„Paarlauf“ heißt eine Schau Hamburger und Nürnberger Künstler im Kunsthaus
Er klont mit dem Buntstift Dürers Pflanzenzeichnungen und lässt "Stil-Blüten" entstehen. Eine Fliege stellt er aus, wie sie "die Fliege macht". Und wäre Bernd de Payrebrune ein Huhn, er legte bestimmt jeden Tag ein Ei und sonntags auch mal zwei – so sehr ist der Künstler als schräger Vogel einem Wochenplan verhaftet, in dem jeder Tag seine Farbe hat. Grün malt er zum Beispiel nur dienstags.
Da de Payrebrune zumindest kein Problem damit hat, verschiedene Farben gleichzeitig auszustellen, sind nun auch seine Wandbilder und Objekte seit gestern in der Ausstellung "Paarlauf“ im Kunsthaus vertreten. Der Titel "Paarlauf" soll in der vom Berufsverband Bildender Künstler eingerichteten Schau andeuten, dass die Werke von sieben Nürnberger und sieben Hamburger Kollegen "in Dialog" miteinander treten. Aber wer teilt sich den Raum am besten mit einem, der dienstags nur grün will und ein Perlhuhn in Dürers Rasen setzt? Den Raum teilt sich die Hamburgerin Sybille Fredebeil mit ihm – und das ist gut so. Denn nicht nur, dass ihre "Rasenstücke" mit de Payrebrunes salopp geratenen Albrecht-Anspielungen korrespondieren, sondern auch wie sie das tun, ist bemerkenswert: Grasstücke hängen in Fredebeils Foto-Arbeiten hinter Glas an der Wand, während ebenerdig nur noch Rasen aus Kunst-Stoff gedeiht. Besteht das Kunst-Stück dieser Tage darin, Dinge Kopf stehen zu lassen?

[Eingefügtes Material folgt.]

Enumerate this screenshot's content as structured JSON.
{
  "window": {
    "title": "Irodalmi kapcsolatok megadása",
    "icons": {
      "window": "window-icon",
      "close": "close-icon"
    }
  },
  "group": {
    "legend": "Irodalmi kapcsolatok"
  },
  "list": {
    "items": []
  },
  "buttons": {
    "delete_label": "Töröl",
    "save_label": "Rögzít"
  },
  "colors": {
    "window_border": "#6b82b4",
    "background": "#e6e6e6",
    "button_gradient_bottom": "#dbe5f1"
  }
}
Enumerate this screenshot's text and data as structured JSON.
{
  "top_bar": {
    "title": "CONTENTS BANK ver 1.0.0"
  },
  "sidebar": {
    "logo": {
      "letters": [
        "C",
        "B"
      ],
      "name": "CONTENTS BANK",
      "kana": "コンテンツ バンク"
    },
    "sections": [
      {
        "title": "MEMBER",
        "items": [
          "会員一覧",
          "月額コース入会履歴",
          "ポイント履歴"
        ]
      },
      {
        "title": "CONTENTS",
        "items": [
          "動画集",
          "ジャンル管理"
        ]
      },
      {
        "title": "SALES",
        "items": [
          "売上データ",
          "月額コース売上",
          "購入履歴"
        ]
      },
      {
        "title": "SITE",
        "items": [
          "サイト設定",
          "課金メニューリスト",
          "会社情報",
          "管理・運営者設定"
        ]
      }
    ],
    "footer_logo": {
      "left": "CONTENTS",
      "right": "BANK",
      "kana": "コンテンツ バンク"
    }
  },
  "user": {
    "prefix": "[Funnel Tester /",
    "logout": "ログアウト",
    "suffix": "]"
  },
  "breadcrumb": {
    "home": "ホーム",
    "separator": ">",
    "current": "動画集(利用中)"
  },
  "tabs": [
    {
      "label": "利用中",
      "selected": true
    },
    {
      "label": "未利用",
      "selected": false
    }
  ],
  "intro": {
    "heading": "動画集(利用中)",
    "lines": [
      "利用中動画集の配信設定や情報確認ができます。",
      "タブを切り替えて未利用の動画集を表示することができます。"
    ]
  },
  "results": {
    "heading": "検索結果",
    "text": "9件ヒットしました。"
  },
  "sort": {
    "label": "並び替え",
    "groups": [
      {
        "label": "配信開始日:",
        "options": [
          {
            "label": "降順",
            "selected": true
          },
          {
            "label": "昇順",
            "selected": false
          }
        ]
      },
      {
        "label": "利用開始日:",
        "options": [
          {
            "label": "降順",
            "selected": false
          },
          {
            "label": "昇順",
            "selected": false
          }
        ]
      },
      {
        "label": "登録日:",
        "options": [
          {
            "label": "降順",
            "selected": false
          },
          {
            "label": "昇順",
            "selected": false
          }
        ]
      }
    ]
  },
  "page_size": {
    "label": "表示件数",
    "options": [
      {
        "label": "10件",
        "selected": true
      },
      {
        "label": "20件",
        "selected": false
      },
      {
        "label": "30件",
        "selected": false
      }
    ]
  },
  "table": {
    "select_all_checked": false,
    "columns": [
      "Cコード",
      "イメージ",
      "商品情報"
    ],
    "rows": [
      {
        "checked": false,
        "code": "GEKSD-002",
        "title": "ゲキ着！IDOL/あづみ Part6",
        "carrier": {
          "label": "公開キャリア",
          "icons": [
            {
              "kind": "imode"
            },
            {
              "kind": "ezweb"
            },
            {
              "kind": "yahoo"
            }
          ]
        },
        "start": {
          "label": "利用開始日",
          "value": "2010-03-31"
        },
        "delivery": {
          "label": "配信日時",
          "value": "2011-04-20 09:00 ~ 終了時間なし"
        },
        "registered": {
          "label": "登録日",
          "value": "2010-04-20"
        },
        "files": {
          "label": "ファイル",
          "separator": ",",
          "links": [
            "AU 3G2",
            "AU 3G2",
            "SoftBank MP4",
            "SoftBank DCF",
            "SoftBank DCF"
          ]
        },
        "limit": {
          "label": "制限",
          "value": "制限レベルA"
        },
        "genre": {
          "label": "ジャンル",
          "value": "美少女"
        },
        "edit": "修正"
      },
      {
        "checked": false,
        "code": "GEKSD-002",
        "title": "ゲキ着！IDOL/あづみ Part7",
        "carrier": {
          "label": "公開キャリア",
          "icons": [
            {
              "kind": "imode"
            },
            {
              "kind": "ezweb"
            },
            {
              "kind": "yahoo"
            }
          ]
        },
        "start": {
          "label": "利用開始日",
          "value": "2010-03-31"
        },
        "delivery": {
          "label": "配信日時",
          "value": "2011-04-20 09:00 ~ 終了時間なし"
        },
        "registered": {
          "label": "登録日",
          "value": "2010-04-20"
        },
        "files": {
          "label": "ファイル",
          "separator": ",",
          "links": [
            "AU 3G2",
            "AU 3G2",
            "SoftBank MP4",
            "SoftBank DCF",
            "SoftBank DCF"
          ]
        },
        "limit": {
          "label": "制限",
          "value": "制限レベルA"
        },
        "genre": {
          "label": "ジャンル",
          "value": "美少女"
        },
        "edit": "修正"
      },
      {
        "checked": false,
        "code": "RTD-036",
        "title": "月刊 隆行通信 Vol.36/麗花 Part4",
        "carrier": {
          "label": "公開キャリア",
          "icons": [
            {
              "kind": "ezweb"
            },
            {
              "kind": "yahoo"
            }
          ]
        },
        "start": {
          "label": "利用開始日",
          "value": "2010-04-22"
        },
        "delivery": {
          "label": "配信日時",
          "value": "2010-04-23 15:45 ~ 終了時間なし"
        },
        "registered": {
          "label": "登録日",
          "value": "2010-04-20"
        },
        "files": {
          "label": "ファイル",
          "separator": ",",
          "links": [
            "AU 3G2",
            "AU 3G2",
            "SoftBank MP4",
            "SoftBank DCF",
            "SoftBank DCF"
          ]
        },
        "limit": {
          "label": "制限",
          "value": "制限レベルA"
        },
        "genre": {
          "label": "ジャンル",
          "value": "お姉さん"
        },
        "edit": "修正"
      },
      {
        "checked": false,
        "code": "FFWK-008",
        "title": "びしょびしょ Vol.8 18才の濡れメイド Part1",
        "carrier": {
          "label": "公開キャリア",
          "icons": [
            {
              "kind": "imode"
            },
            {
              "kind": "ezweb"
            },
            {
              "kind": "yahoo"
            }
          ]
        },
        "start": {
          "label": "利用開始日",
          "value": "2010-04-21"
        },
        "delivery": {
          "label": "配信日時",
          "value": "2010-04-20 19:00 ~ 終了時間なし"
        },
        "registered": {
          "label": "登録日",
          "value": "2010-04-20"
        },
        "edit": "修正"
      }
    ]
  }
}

Anderes gedeiht erquicklicher. Zum Beispiel macht die "Paarlauf"-Schau deutlich, dass die expressive Farbmalerei der Nürnbergerin Christine Nikol verblüffende Ähnlichkeiten mit dar Kunst ihrer Hamburger Kollegin Muriel Zoe Borchert aufweist, obwohl beide einander nicht kannten. Noch explosiver paaren sich in Werner Schaarmanns und Michaela Biets Arbeiten Kraft und Stille: Schaarmann zeigt eine Foto-Serie des Kopfsteinpflasters der Stadt Küstrin, die während dem Weltkrieg zerbombt wurde. Als wären sie aus den Bildern gesprengt, liegen Bohrkerne und ein Findling davor; es handelt sich um Biets Ensemble "Diabas", das die Geschichte vor und hinter den Bildern zusätzlich anreichert.
Ambivalent wirkt Siegfried Fuhrmanns Erfahrungsfeld, seine kabellastige und bewegungsmelderreiche Rauminstallation, die allerdings Hjalmar Leander Weiss' Malerei auf abgetretenen Bodenbelägen gut kompensiert. Und sogar Winfried Baumanns mobile Wohnobjekte für Obdachlose finden noch Platz.
Dass ein "Paarlauf" manchen Stolperer bedeutet, liegt in seiner Natur. Für eine derartige Ochsentour der Gegensätze, die eine Gruppenausstellung bedeutet, kommen die meisten diesmal aber erstaunlich unbeschadet durchs Ziel.